Everything & Everyone Underperforms Eventually

The rise in interest rates has led to a slaughter in long-term U.S. Treasuries.

Even when we include the income earned on the bonds (which hasn’t been much in recent years), TLT is in the midst of a 40%+ drawdown:

Losses of this magnitude can erase years and years of gains.

We’re now closing in on a lost decade for long-term bonds. These are the total returns over the past 9 years:

This is a new phenomenon in recent decades for long duration bonds.

Before interest rates finally started to rise of late, long-term bonds were in the midst of one of the greatest bull markets of all-time.

Long bonds have gotten crushed in recent years but they were on a ridiculous run prior to the current cycle of high inflation and rising rates.

In the 25 years ending in March of 2020, long-term bonds had better annual returns than the S&P 500 — 8.2% to 8.0% — and they did so with one-third less volatility.

Long bonds also outperformed U.S. stocks in the nearly 30 year period starting in 1981 and ending in February of 2009 — 10.6% to 9.2%.

Most of the time stocks beat bonds over the long run but not always.

It’s probably also worth noting long-term bonds lost more than 50% of their value after accounting for inflation from 1950 through 1981.

Inflation and rising rates were a killer.

All of these start and end dates were cherry-picked, of course, but I did so for good reason.

Everything underperforms at some point.

You just don’t know when or for how long plus your start and end dates have a lot of say in the matter.

A lost decade for bonds is a relatively new experience but plenty of other asset classes have seen that in the recent past.

The S&P 500 went through a lost decade from 2000-2009, with a total return of -9% for those 10 years.

In that same period emerging market stocks were up more than 160%. Gold was up nearly 275% to kick off the first decade of the 21st century.

However, emerging markets went nowhere from 2008-2016, with a total return of -11%.
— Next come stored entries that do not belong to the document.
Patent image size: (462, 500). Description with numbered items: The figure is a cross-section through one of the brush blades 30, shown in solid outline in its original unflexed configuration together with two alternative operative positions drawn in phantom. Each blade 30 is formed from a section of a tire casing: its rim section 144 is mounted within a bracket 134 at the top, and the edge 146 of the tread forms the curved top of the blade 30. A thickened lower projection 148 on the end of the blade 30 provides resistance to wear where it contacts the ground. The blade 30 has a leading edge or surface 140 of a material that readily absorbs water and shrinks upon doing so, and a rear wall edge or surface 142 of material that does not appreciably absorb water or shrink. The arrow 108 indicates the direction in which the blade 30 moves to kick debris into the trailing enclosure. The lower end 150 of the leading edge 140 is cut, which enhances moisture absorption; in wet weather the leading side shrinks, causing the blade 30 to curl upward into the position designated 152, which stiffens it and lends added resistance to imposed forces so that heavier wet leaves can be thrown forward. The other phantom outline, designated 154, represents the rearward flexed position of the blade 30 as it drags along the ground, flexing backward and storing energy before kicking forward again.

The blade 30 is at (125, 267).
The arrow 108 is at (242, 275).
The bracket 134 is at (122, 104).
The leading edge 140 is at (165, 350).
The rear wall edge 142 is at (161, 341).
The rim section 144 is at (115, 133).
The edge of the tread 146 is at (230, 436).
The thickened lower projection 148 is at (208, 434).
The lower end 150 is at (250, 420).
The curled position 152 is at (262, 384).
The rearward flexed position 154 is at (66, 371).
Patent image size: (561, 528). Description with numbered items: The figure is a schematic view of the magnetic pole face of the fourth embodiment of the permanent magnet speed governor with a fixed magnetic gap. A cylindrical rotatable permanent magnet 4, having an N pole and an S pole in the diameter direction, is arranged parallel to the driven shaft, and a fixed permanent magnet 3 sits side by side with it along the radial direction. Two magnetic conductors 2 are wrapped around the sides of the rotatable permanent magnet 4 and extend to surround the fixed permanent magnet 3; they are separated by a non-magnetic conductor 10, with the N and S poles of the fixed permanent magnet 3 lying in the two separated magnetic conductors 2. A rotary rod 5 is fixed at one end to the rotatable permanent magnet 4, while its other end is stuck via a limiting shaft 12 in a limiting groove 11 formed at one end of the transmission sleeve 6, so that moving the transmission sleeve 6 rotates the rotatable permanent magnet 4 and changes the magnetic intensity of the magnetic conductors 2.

Gold peaked in the summer of 2011 at roughly $1,900 an ounce. It wouldn’t reach that level again until the summer of 2020. Pretty close to a lost decade there too.

Warren Buffett compounded Berkshire Hathaway shares at an annual run rate of 19.8% per year from 1965-2022, doubling up the return on the S&P 500 of  9.9% in that time.1

However, more than 30% of that time the S&P 500 outperformed Berkshire Hathaway over rolling 3 year times frames.

From 1995-1999 Berskshie Hathaway was up an impressive 175% in total. However, the Nasdaq composite was up 450% in that time.

After the Nasdaq was up 41% per year from 1995-1999 the cumulative return from 2000-2012 was -19.1%. That was nearly a decade-and-a-half with no progress.

Over the past 95 years, cash has outperformed stocks 31 times. Bonds have underperformed cash in 40 out of those 95 years.2

Everything is cyclical.

Everything and everyone underperforms.

This is the essence of risk in the financial markets.

Further Reading:
In the Markets Nothing is as Dependable as Cycles

1The annual returns for Berkshire Hathaway are redonkulous. 11 out of 57 years was a return of 50% or more, basically one out of every 5 years.

23 month T-bills, S&P 500 and 10 year treasuries.